Akan tetapi kendatipun sesorang berada dalam kesempatan dan saat yang paling tepat untuk berdo’a, juga menekuni adab-adab pada saat berdo’a sebagaimana telah dipaparkan diatas, dikatakan oleh Nabi: Faanna yustajaabu lahu? Maka bagaimana mungkin akan dikabulkan do’anya ? yang demikian itu karena dia melakukan perbuatan yang menghalangi terkabulnya do’a yakni makan, minum, dan berpakaian dari yang haram. Lantas bagaimana halnya dengan orang yang tidak menekuni adab dalam berdo’a sedangkan dia enjoy dengan barang-barang yang haram? tentu lebih jauh lagi kemungkinan terkabul do’anya.

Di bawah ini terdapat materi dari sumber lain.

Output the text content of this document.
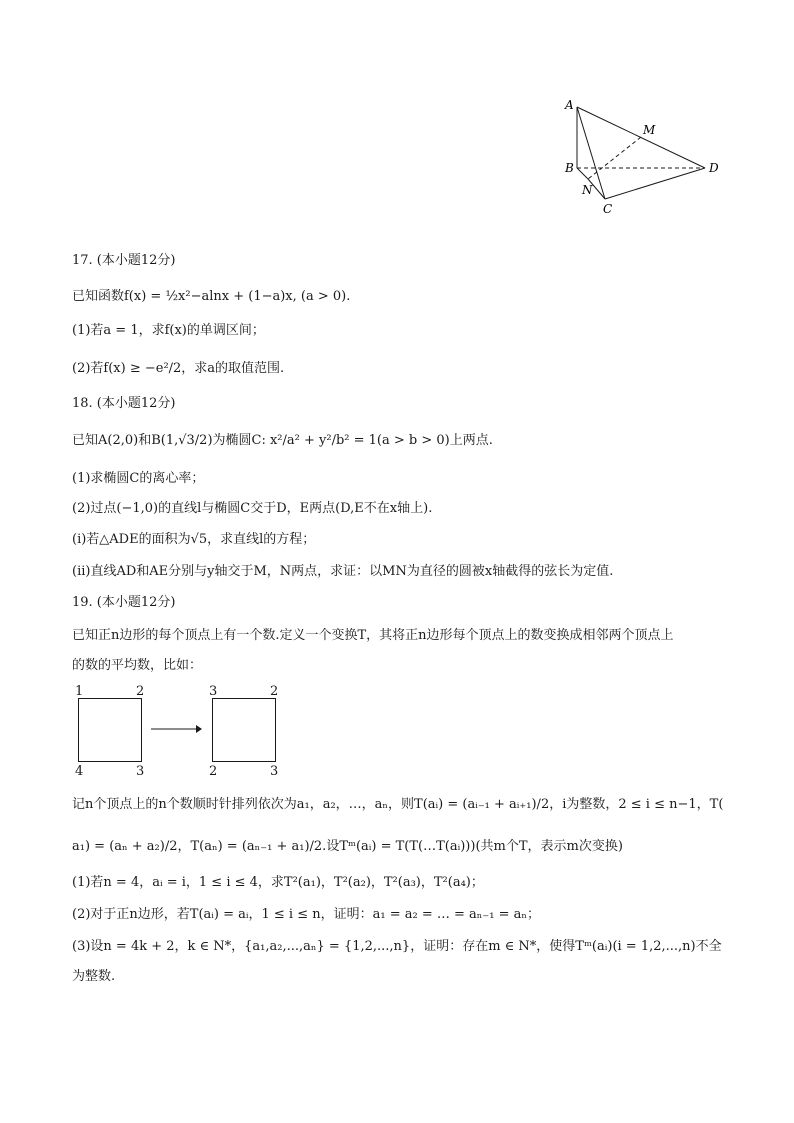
A
M
B	D
N
C
17. (本小题12分)
已知函数f(x) = ½x²−alnx + (1−a)x, (a > 0).
(1)若a = 1，求f(x)的单调区间；
(2)若f(x) ≥ −e²/2，求a的取值范围.
18. (本小题12分)
已知A(2,0)和B(1,√3/2)为椭圆C: x²/a² + y²/b² = 1(a > b > 0)上两点.
(1)求椭圆C的离心率；
(2)过点(−1,0)的直线l与椭圆C交于D，E两点(D,E不在x轴上).
(i)若△ADE的面积为√5，求直线l的方程；
(ii)直线AD和AE分别与y轴交于M，N两点，求证：以MN为直径的圆被x轴截得的弦长为定值.
19. (本小题12分)
已知正n边形的每个顶点上有一个数.定义一个变换T，其将正n边形每个顶点上的数变换成相邻两个顶点上
的数的平均数，比如：
1	2
4	3
3	2
2	3
记n个顶点上的n个数顺时针排列依次为a₁，a₂，…，aₙ，则T(aᵢ) = (aᵢ₋₁ + aᵢ₊₁)/2，i为整数，2 ≤ i ≤ n−1，T(
a₁) = (aₙ + a₂)/2，T(aₙ) = (aₙ₋₁ + a₁)/2.设Tᵐ(aᵢ) = T(T(…T(aᵢ)))(共m个T，表示m次变换)
(1)若n = 4，aᵢ = i，1 ≤ i ≤ 4，求T²(a₁)，T²(a₂)，T²(a₃)，T²(a₄)；
(2)对于正n边形，若T(aᵢ) = aᵢ，1 ≤ i ≤ n，证明：a₁ = a₂ = … = aₙ₋₁ = aₙ；
(3)设n = 4k + 2，k ∈ N*，{a₁,a₂,...,aₙ} = {1,2,...,n}，证明：存在m ∈ N*，使得Tᵐ(aᵢ)(i = 1,2,...,n)不全
为整数.
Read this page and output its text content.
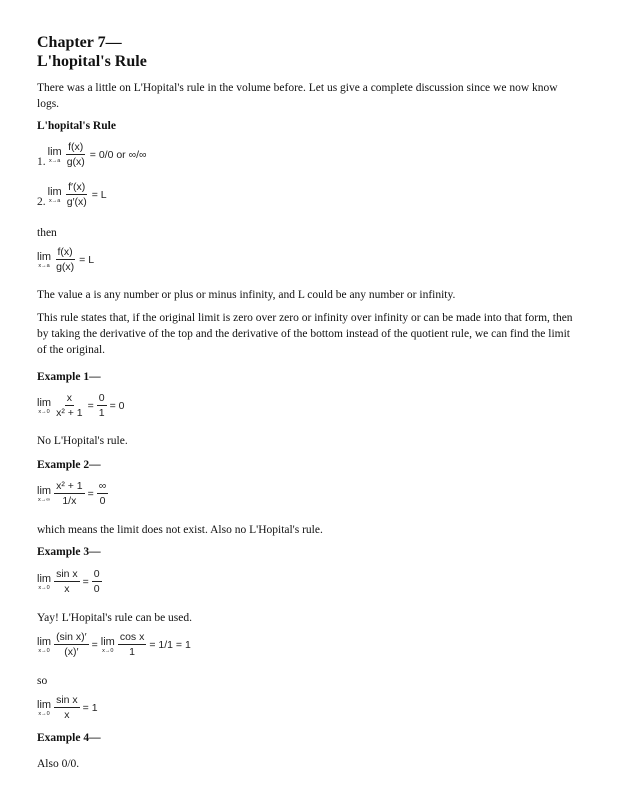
Chapter 7—
L'hopital's Rule
There was a little on L'Hopital's rule in the volume before. Let us give a complete discussion since we now know logs.
L'hopital's Rule
1.
lim
$x\to a \frac{f(x)}{g(x)} = 0/0$ or ∞/∞
2.
lim
$x\to a \frac{f'(x)}{g'(x)} = L$
then
lim
$x\to a \frac{f(x)}{g(x)} = L$
The value a is any number or plus or minus infinity, and L could be any number or infinity.
This rule states that, if the original limit is zero over zero or infinity over infinity or can be made into that form, then by taking the derivative of the top and the derivative of the bottom instead of the quotient rule, we can find the limit of the original.
Example 1—
lim
$x\to 0 \frac{x}{\text{x² + 1}} = \frac{0}{1} = 0$
No L'Hopital's rule.
Example 2—
lim
$x\to\infty \frac{\text{x² + 1}}{1/x} = \frac{\infty}{0}$
which means the limit does not exist. Also no L'Hopital's rule.
Example 3—
lim
$x\to 0 \frac{\text{sin x}}{x} = \frac{0}{0}$
Yay! L'Hopital's rule can be used.
lim
$x\to 0 \frac{\text{(sin x)′}}{(x)'} = \lim$
$x\to 0 \frac{\text{cos x}}{1} = 1/1 = 1$
so
lim
$x\to 0 \frac{\text{sin x}}{x} = 1$
Example 4—
Also 0/0.
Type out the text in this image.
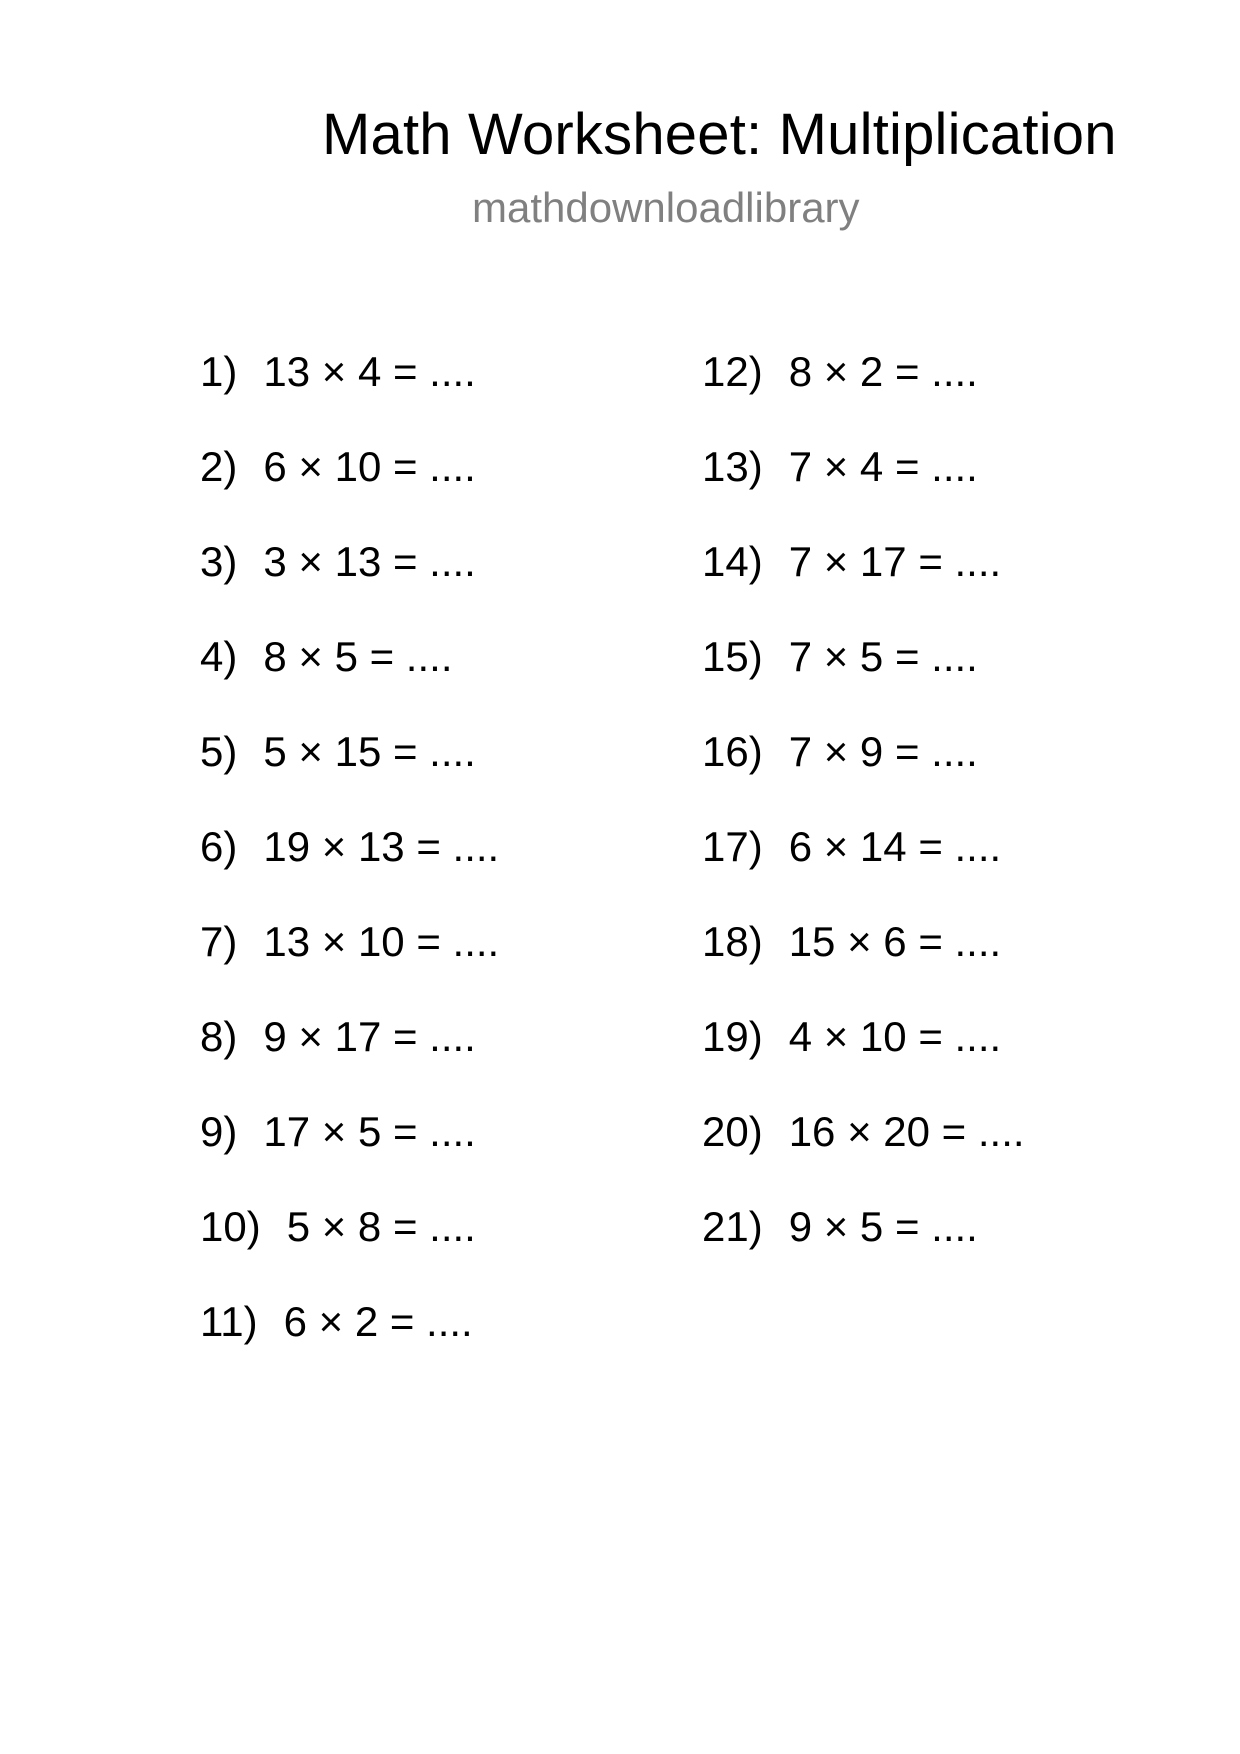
Math Worksheet: Multiplication
mathdownloadlibrary
1) 13 × 4 = ....
2) 6 × 10 = ....
3) 3 × 13 = ....
4) 8 × 5 = ....
5) 5 × 15 = ....
6) 19 × 13 = ....
7) 13 × 10 = ....
8) 9 × 17 = ....
9) 17 × 5 = ....
10) 5 × 8 = ....
11) 6 × 2 = ....
12) 8 × 2 = ....
13) 7 × 4 = ....
14) 7 × 17 = ....
15) 7 × 5 = ....
16) 7 × 9 = ....
17) 6 × 14 = ....
18) 15 × 6 = ....
19) 4 × 10 = ....
20) 16 × 20 = ....
21) 9 × 5 = ....
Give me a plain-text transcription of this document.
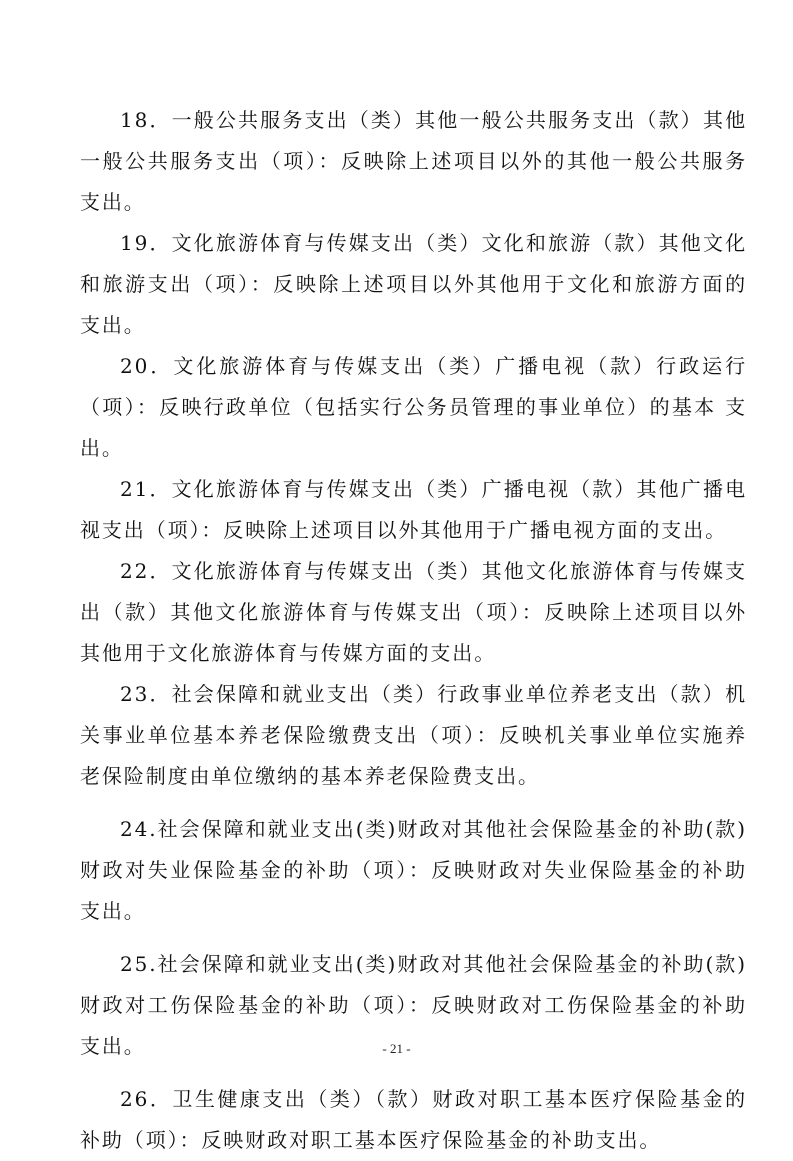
18．一般公共服务支出（类）其他一般公共服务支出（款）其他一般公共服务支出（项）：反映除上述项目以外的其他一般公共服务支出。

19．文化旅游体育与传媒支出（类）文化和旅游（款）其他文化和旅游支出（项）：反映除上述项目以外其他用于文化和旅游方面的支出。

20．文化旅游体育与传媒支出（类）广播电视（款）行政运行（项）：反映行政单位（包括实行公务员管理的事业单位）的基本 支出。

21．文化旅游体育与传媒支出（类）广播电视（款）其他广播电视支出（项）：反映除上述项目以外其他用于广播电视方面的支出。

22．文化旅游体育与传媒支出（类）其他文化旅游体育与传媒支出（款）其他文化旅游体育与传媒支出（项）：反映除上述项目以外其他用于文化旅游体育与传媒方面的支出。

23．社会保障和就业支出（类）行政事业单位养老支出（款）机关事业单位基本养老保险缴费支出（项）：反映机关事业单位实施养老保险制度由单位缴纳的基本养老保险费支出。

24.社会保障和就业支出(类)财政对其他社会保险基金的补助(款)财政对失业保险基金的补助（项）：反映财政对失业保险基金的补助支出。

25.社会保障和就业支出(类)财政对其他社会保险基金的补助(款)财政对工伤保险基金的补助（项）：反映财政对工伤保险基金的补助支出。

26．卫生健康支出（类）（款）财政对职工基本医疗保险基金的补助（项）：反映财政对职工基本医疗保险基金的补助支出。

- 21 -
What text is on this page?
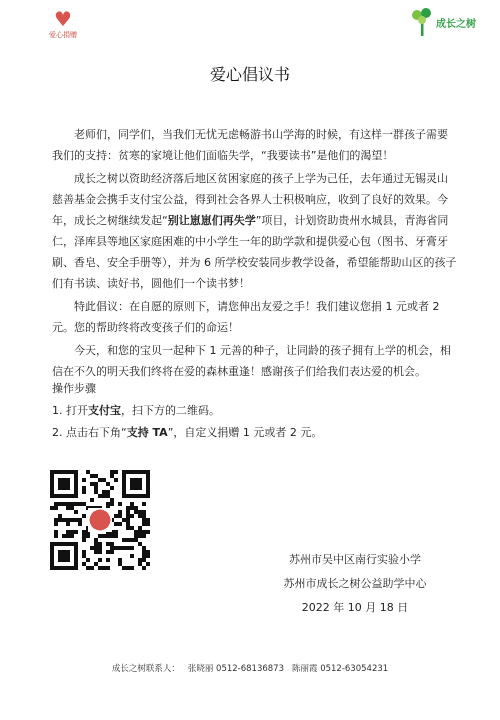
♥
爱心捐赠
成长之树
爱心倡议书

老师们，同学们，当我们无忧无虑畅游书山学海的时候，有这样一群孩子需要我们的支持：贫寒的家境让他们面临失学，“我要读书”是他们的渴望！

成长之树以资助经济落后地区贫困家庭的孩子上学为己任，去年通过无锡灵山慈善基金会携手支付宝公益，得到社会各界人士积极响应，收到了良好的效果。今年，成长之树继续发起“别让崽崽们再失学”项目，计划资助贵州水城县，青海省同仁，泽库县等地区家庭困难的中小学生一年的助学款和提供爱心包（图书、牙膏牙刷、香皂、安全手册等），并为 6 所学校安装同步教学设备，希望能帮助山区的孩子们有书读、读好书，圆他们一个读书梦！

特此倡议：在自愿的原则下，请您伸出友爱之手！我们建议您捐 1 元或者 2 元。您的帮助终将改变孩子们的命运！

今天，和您的宝贝一起种下 1 元善的种子，让同龄的孩子拥有上学的机会，相信在不久的明天我们终将在爱的森林重逢！感谢孩子们给我们表达爱的机会。

操作步骤
1. 打开支付宝，扫下方的二维码。
2. 点击右下角“支持 TA”，自定义捐赠 1 元或者 2 元。
苏州市吴中区南行实验小学
苏州市成长之树公益助学中心
2022 年 10 月 18 日
成长之树联系人： 张晓丽 0512-68136873 陈丽霞 0512-63054231
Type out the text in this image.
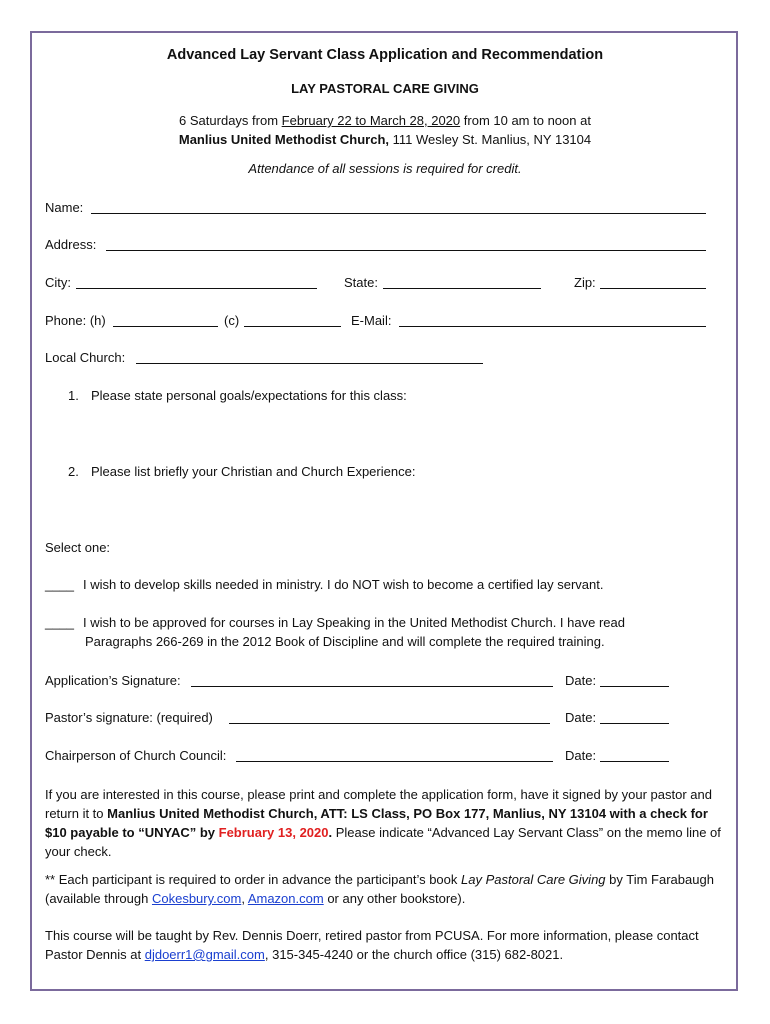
Advanced Lay Servant Class Application and Recommendation
LAY PASTORAL CARE GIVING
6 Saturdays from February 22 to March 28, 2020 from 10 am to noon at
Manlius United Methodist Church, 111 Wesley St. Manlius, NY 13104
Attendance of all sessions is required for credit.
Name:
Address:
City:	State:	Zip:
Phone: (h)	(c)	E-Mail:
Local Church:
1. Please state personal goals/expectations for this class:
2. Please list briefly your Christian and Church Experience:
Select one:
____ I wish to develop skills needed in ministry. I do NOT wish to become a certified lay servant.
____ I wish to be approved for courses in Lay Speaking in the United Methodist Church. I have read
Paragraphs 266-269 in the 2012 Book of Discipline and will complete the required training.
Application’s Signature:	Date:
Pastor’s signature: (required)	Date:
Chairperson of Church Council:	Date:
If you are interested in this course, please print and complete the application form, have it signed by your pastor and return it to Manlius United Methodist Church, ATT: LS Class, PO Box 177, Manlius, NY 13104 with a check for $10 payable to “UNYAC” by February 13, 2020. Please indicate “Advanced Lay Servant Class” on the memo line of your check.
** Each participant is required to order in advance the participant’s book Lay Pastoral Care Giving by Tim Farabaugh (available through Cokesbury.com, Amazon.com or any other bookstore).
This course will be taught by Rev. Dennis Doerr, retired pastor from PCUSA. For more information, please contact Pastor Dennis at djdoerr1@gmail.com, 315-345-4240 or the church office (315) 682-8021.
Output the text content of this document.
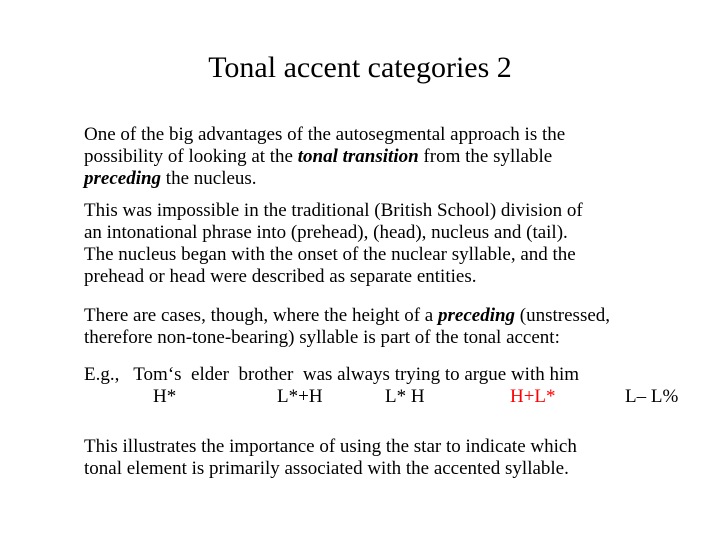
Tonal accent categories 2
One of the big advantages of the autosegmental approach is the
possibility of looking at the tonal transition from the syllable
preceding the nucleus.
This was impossible in the traditional (British School) division of
an intonational phrase into (prehead), (head), nucleus and (tail).
The nucleus began with the onset of the nuclear syllable, and the
prehead or head were described as separate entities.
There are cases, though, where the height of a preceding (unstressed,
therefore non-tone-bearing) syllable is part of the tonal accent:
E.g.,   Tom‘s  elder  brother  was always trying to argue with him
H*	L*+H	L* H	H+L*	L– L%
This illustrates the importance of using the star to indicate which
tonal element is primarily associated with the accented syllable.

Dapat pula kita ambil kesimpulan dari hadits diatas bahwa menghindarkan diri dari barang barang yang haram adalah merupakan factor utama dikabulkannya do’a. Ikrimah bin Amar meriwayatkan dari Al Ashfar bahwa suatu ketika ada sesorang bertanya kepada Sa’ad bin Abi Waqosh: "Wahai Sa’ad dengan sebab apa anda dikenal sebagai orang yang makbul do’anya? Beliau menjawab: "Tiada aku mengangkat satu suap makananpun ke dalam mulutku melainkan aku mengetahui dari mana asal makanan tersebut.

Jika meninggalkan perkara perkara yang haram merupakan factor utama terkabulnya do’a, demikian pula dengan mengerjakan amal-amal sholih, inipun merupakan sebab bagi terkabulnya suatu do’a. Karena itulah Wahab bin Munabbih berkata:

“Orang yang berdo’a tanpa beramal sholih ibarat memanah tanpa tali busur.”

Akhirnya marilah kita bermuhasabah terhadap apa yang telah kita kerjakan, betapa kerapnya do’a kita panjatkan kepada Allah, betapa seringnya kita mendengarkan Istighitsah Kubro digelar, namun mengapa bangsa ini belum juga mentas dari multi krisis yang menerpa? Apakah hal ini disebabkan akrabnya masyarakat kita dengan barang-barang yang haram maupun yang syubhat. Ataukah mereka hanya berdo’a namun dalam waktu yang bersamaan menentang hukum-hukum Allah dan tidak mau tunduk dengan aturan aturan-Nya?

Ya Allah kabulkanlah do’a kami, sesungguhnya Engkau Maha mengabulkan do’a.